For many veterans, the most difficult part of military service begins after the uniform comes off. Post-traumatic stress, traumatic brain injury, anxiety, depression, isolation, and the loss of a clearly defined mission can make civilian life feel unfamiliar and unsteady. At the same time, abandoned animals in local shelters and dangerous overseas environments are waiting for someone to give them a second chance. Paws of War was built around the idea that those two needs can meet—and that healing can happen at both ends of the leash.

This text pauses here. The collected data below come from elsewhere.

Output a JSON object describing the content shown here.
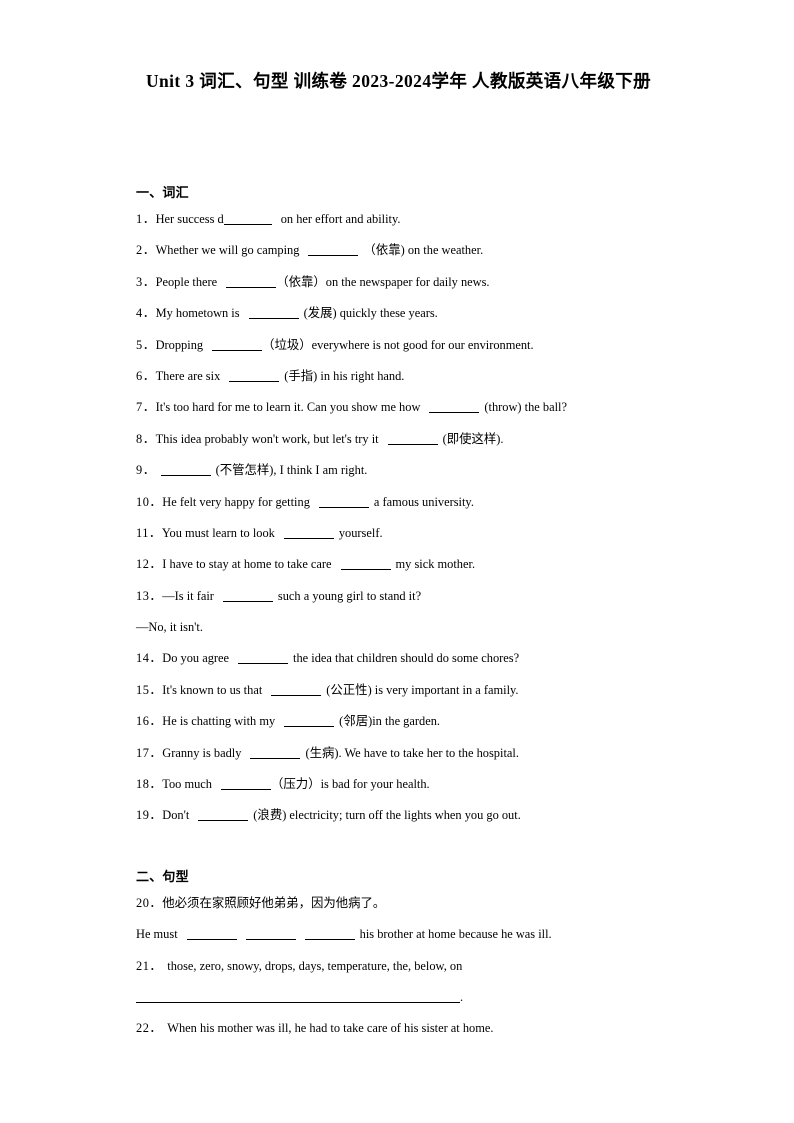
{
  "document": {
    "title": "Unit 3 词汇、句型 训练卷 2023-2024学年 人教版英语八年级下册",
    "background_color": "#ffffff",
    "text_color": "#000000"
  },
  "sections": [
    {
      "heading": "一、词汇",
      "items": [
        {
          "num": "1．",
          "pre": "Her success d",
          "blank": "attached",
          "post": "on her effort and ability."
        },
        {
          "num": "2．",
          "pre": "Whether we will go camping",
          "blank": "small",
          "post": "（依靠) on the weather."
        },
        {
          "num": "3．",
          "pre": "People there",
          "blank": "small",
          "post": "（依靠）on the newspaper for daily news."
        },
        {
          "num": "4．",
          "pre": "My hometown is",
          "blank": "small",
          "post": "(发展) quickly these years."
        },
        {
          "num": "5．",
          "pre": "Dropping",
          "blank": "small",
          "post": "（垃圾）everywhere is not good for our environment."
        },
        {
          "num": "6．",
          "pre": "There are six",
          "blank": "small",
          "post": "(手指) in his right hand."
        },
        {
          "num": "7．",
          "pre": "It's too hard for me to learn it. Can you show me how",
          "blank": "small",
          "post": "(throw) the ball?"
        },
        {
          "num": "8．",
          "pre": "This idea probably won't work, but let's try it",
          "blank": "small",
          "post": "(即使这样)."
        },
        {
          "num": "9．",
          "pre": "",
          "blank": "small",
          "post": "(不管怎样), I think I am right."
        },
        {
          "num": "10．",
          "pre": "He felt very happy for getting",
          "blank": "small",
          "post": "a famous university."
        },
        {
          "num": "11．",
          "pre": "You must learn to look",
          "blank": "small",
          "post": "yourself."
        },
        {
          "num": "12．",
          "pre": "I have to stay at home to take care",
          "blank": "small",
          "post": "my sick mother."
        },
        {
          "num": "13．",
          "pre": "—Is it fair",
          "blank": "small",
          "post": "such a young girl to stand it?",
          "continuation": "—No, it isn't."
        },
        {
          "num": "14．",
          "pre": "Do you agree",
          "blank": "small",
          "post": "the idea that children should do some chores?"
        },
        {
          "num": "15．",
          "pre": "It's known to us that",
          "blank": "small",
          "post": "(公正性) is very important in a family."
        },
        {
          "num": "16．",
          "pre": "He is chatting with my",
          "blank": "small",
          "post": "(邻居)in the garden."
        },
        {
          "num": "17．",
          "pre": "Granny is badly",
          "blank": "small",
          "post": "(生病). We have to take her to the hospital."
        },
        {
          "num": "18．",
          "pre": "Too much",
          "blank": "small",
          "post": "（压力）is bad for your health."
        },
        {
          "num": "19．",
          "pre": "Don't",
          "blank": "small",
          "post": "(浪费) electricity; turn off the lights when you go out."
        }
      ]
    },
    {
      "heading": "二、句型",
      "items": [
        {
          "num": "20．",
          "pre": "他必须在家照顾好他弟弟，因为他病了。",
          "blank": "none",
          "post": ""
        },
        {
          "num": "",
          "pre": "He must",
          "blank": "triple",
          "post": "his brother at home because he was ill."
        },
        {
          "num": "21．",
          "pre": "those, zero, snowy, drops, days, temperature, the, below, on",
          "blank": "none",
          "post": ""
        },
        {
          "num": "",
          "pre": "",
          "blank": "long",
          "post": "."
        },
        {
          "num": "22．",
          "pre": "When his mother was ill, he had to take care of his sister at home.",
          "blank": "none",
          "post": ""
        }
      ]
    }
  ]
}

Headquartered in Nesconset, New York, Paws of War is a nonprofit organization serving veterans, active-duty military members, first responders, Gold Star families, and animals in need. Its work includes service-dog placement, companion-animal adoption, emergency fostering, therapy-dog visits, mobile veterinary care, support for retired military working dogs, disaster response, and international rescue missions that reunite service members with the dogs and cats they bonded with while deployed.

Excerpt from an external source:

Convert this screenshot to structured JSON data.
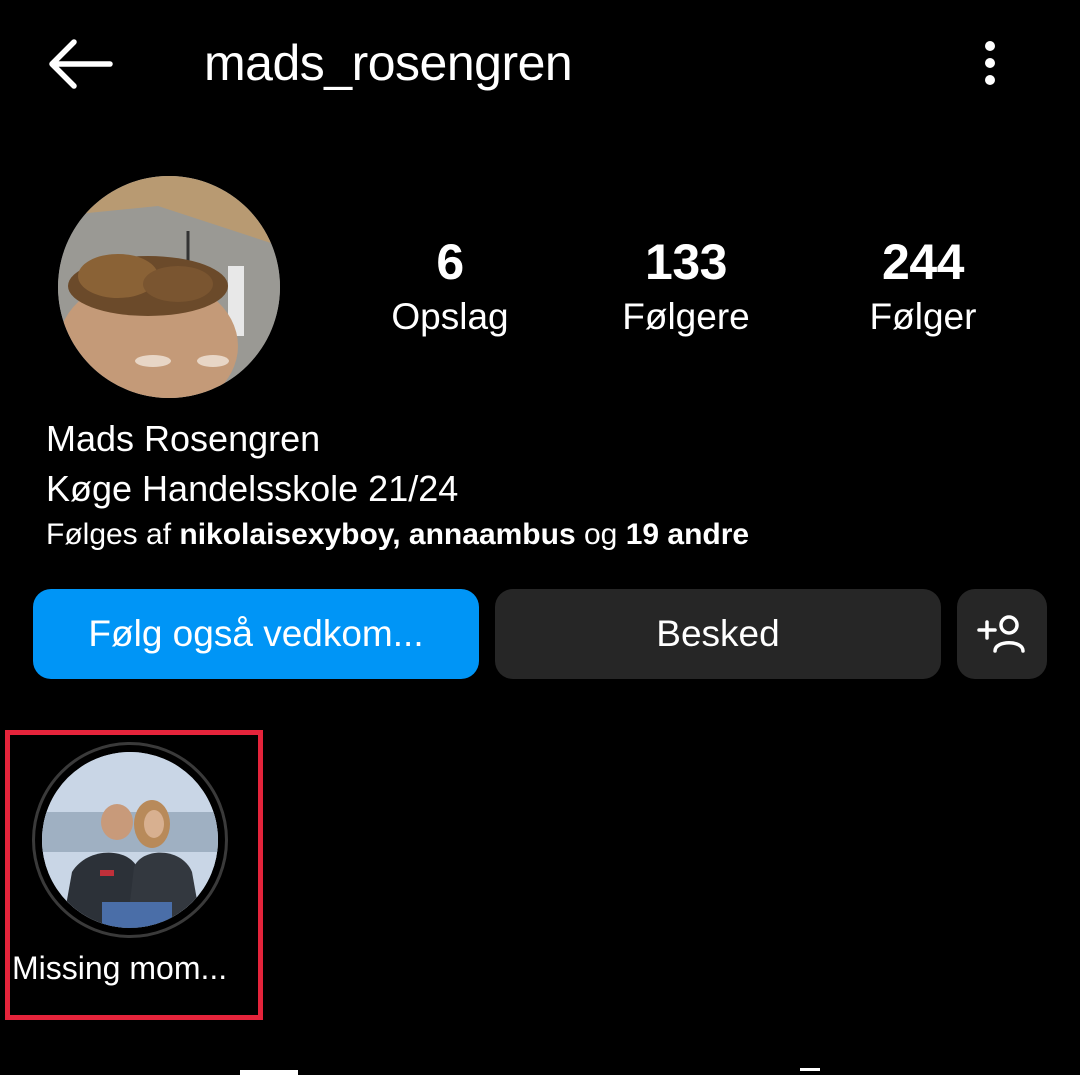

Paws of War does not treat animal rescue and veteran support as separate missions. Its model is built on the belief that one rescued animal can help rescue a person in return.

How the Mission Began

Paws of War traces its beginnings to 2014. From the start, the organization focused on bringing rescued dogs together with veterans who needed companionship, trained assistance, and a renewed sense of connection. That mission later expanded into overseas animal rescue, veterinary assistance, housing support, emergency pet fostering, therapy programs, and services for first responders and military families.

The organization’s Long Island base has remained central to that growth. Its Nesconset headquarters serves as a hub for training, rescue coordination, adoption, volunteer work, and the complex logistical planning required to move animals safely across states and international borders.

Rescuing and Training Shelter Dogs

One of the organization’s defining features is its use of rescued animals. Rather than assuming every service dog must come from a purpose-bred program, Paws of War evaluates dogs from shelters and rescue situations to determine whether they have the health, temperament, stability, intelligence, and work drive needed for service work.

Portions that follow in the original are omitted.